Friday 3 June 2011 - Friday 3 June 2011
In the midst of a wildly exciting trip, this somehow managed to be the day we were most excited for. With an entire week of sailing in the idyllic Greek islands ahead of us, we all woke quickly and headed straight for the marina in Athens. Yet I have to admit, despite our barely contained anticipation, we were all suppressing the thought that somehow this might not really happen. You see, the entire sailing trip had been booked through a series of emails with a guy running a site online. It seemed kind of … sketch. So we were immensely relieved when Kim finally got in contact with the guy (Vardis) via phone that morning. Phew! With the sun beating down and sweat running down our faces, all seven of us (though I really feel like each of our packs is human-sized, so let’s say all 14 of us) crowded into the skipper’s bar to wait for Vardis. And we waited. And waited. And the feeling that this was a scam grew. And grew. Three hours later, Vardis calls again to tell us that there has been some technical difficulties, and our yacht is out of commission! But never fear. He came strolling into the skipper’s bar several minutes later, the very picture of an old Greek sailor – leathery, sun-darkened skin and knobbly sea-toughened hands with fingers like gnarled tree bark. And he had a new boat for us!

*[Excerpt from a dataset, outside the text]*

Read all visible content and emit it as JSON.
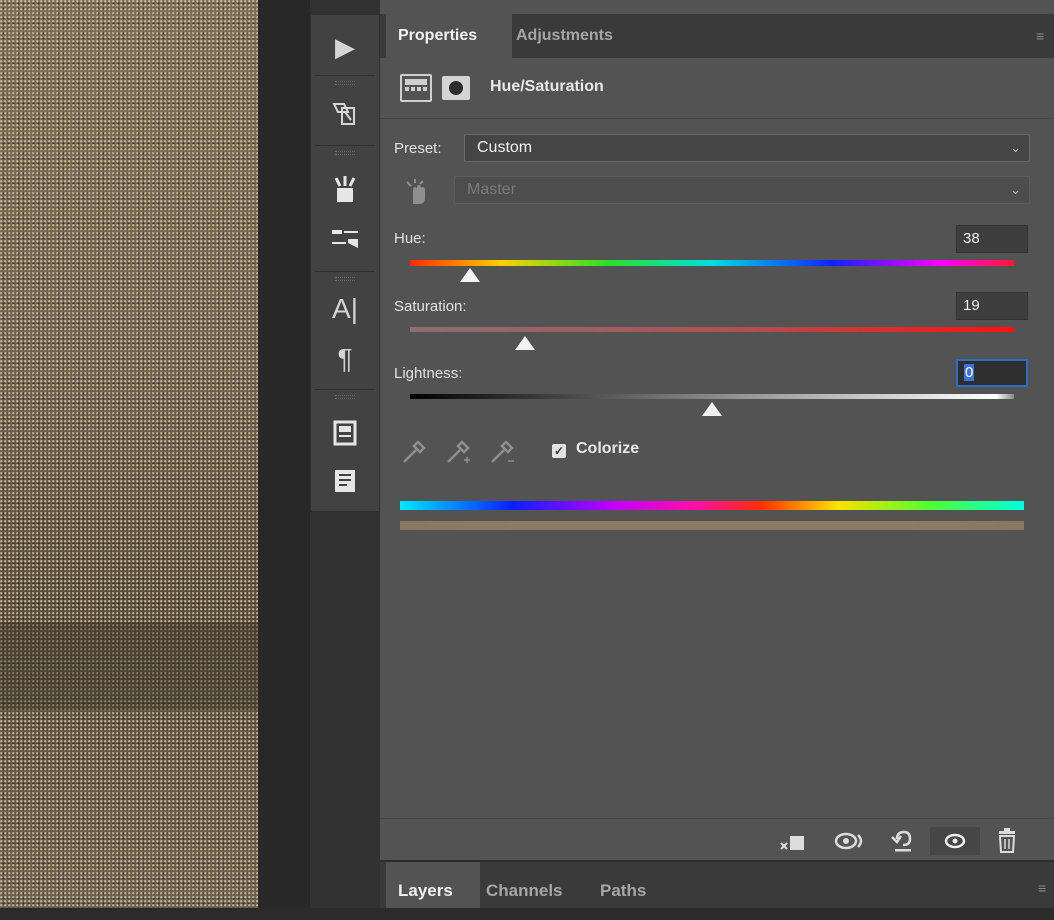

We boarded the Leila in excitement – a tough feat when wearing a person-sized pack and trying to walk delicately across a wobbly gang plank. She was small, but comfortable. A 43-foot yacht with four “double” cabins, a central saloon area inside with kitchen and two bathrooms, a big bench outside, and plenty of ridged, ropey deck outside. It was a cozy fit, for sure, but once we chose our cabins and got everything packed away, it was perfect.
We found out that Vardis wouldn’t be our skipper for the trip, but rather, one of his other captains, Alex/Alexei/Alexis, would be accompanying us. I’m embarrassed to say that we never knew exactly what his name was, since it sounded like everyone called him different things! We settled on Alexei (“Uh-lex-ee”), though he didn’t respond to that a lot of the time. I’m not sure if that’s because we were pronouncing it wrong or because he just didn’t want to talk to us. Alexei was an experienced sailor in his fifties, and he stayed quiet most of the time, except when cursing (like a sailor!) into his phone in animated Greek or arguing loudly with people in the ports we stopped at. But don’t get me wrong – Alexei seemed like a tough grumpy old man on the outside, but I’m pretty sure he secretly loved us. He was probably frustrated with our ineptness 100% of the time, but he would always smile at our antics and laugh at the many mistakes we made. Oh, Alexei. Oh, the mishaps. But more on that later, I’m getting ahead of myself.
We set off from Athens that first afternoon with 8 aboard. Even with such a small boat, there were a lot of tasks necessary to sail it properly. Alexei showed us how to do all the various things (multiple times, usually) so that we could help him sail the boat. From the anchor to the sails, and the bumpers to the wheel, we were all involved in the sailing of our boat from port to port. So cool! Over the week, we each tried our hand at different tasks, and settled into our favorites. Nick was the anchor boy. Noah was supposed to be first mate, but after Alexei found him sleeping every time he wanted to hand over the wheel, Kim became the new first mate. The rest of us managed sails, knots, and bumpers, and we each tried our hand behind the wheel on various days.
Our first evening out on the sea was wonderful. The waves lapped gently against the prow as we cut slowly through the waves toward our first destination – Aegina. The seven of us perched in various places along the deck, and took in the golden sun falling across the deepest blue waters. Just another one of those moments where you find yourself asking, “how did I get here?”
We docked on Aegina in a small port town – and when I say small, I mean small! All our stops in the Greek islands were tiny, adorable seaside towns, usually completely isolated except through boat access. Per Alexei’s advice, we wandered up the main (only?) street and found a little restaurant behind a seafood market that was supposed to serve up a mean dish of calamari or mussels. Yum! We all ordered from the menu (all in Greek, but with little handdrawn pictures of fishes or squid to help us English-speakers) and looked forward to a fresh-caught meal. And it was all delicious! Though I was a little frightened to find that Calamari in Greece hardly resembles the nicely diced and fried rings we see in the states. It was just a big rubbery squid! Delicious, but strange.
Noah tried Ouzo – the local liquor of choice – and we all decided that its strong black-licorice flavor was not very appealing. Unfortunately, since we had arrived so late in Aegina after the boat delay, it was dark by the time we finished dinner. We walked back along the docks toward where our boat was moored, and climbed aboard and into our bunks to be lulled asleep by the slight rocking of the boat.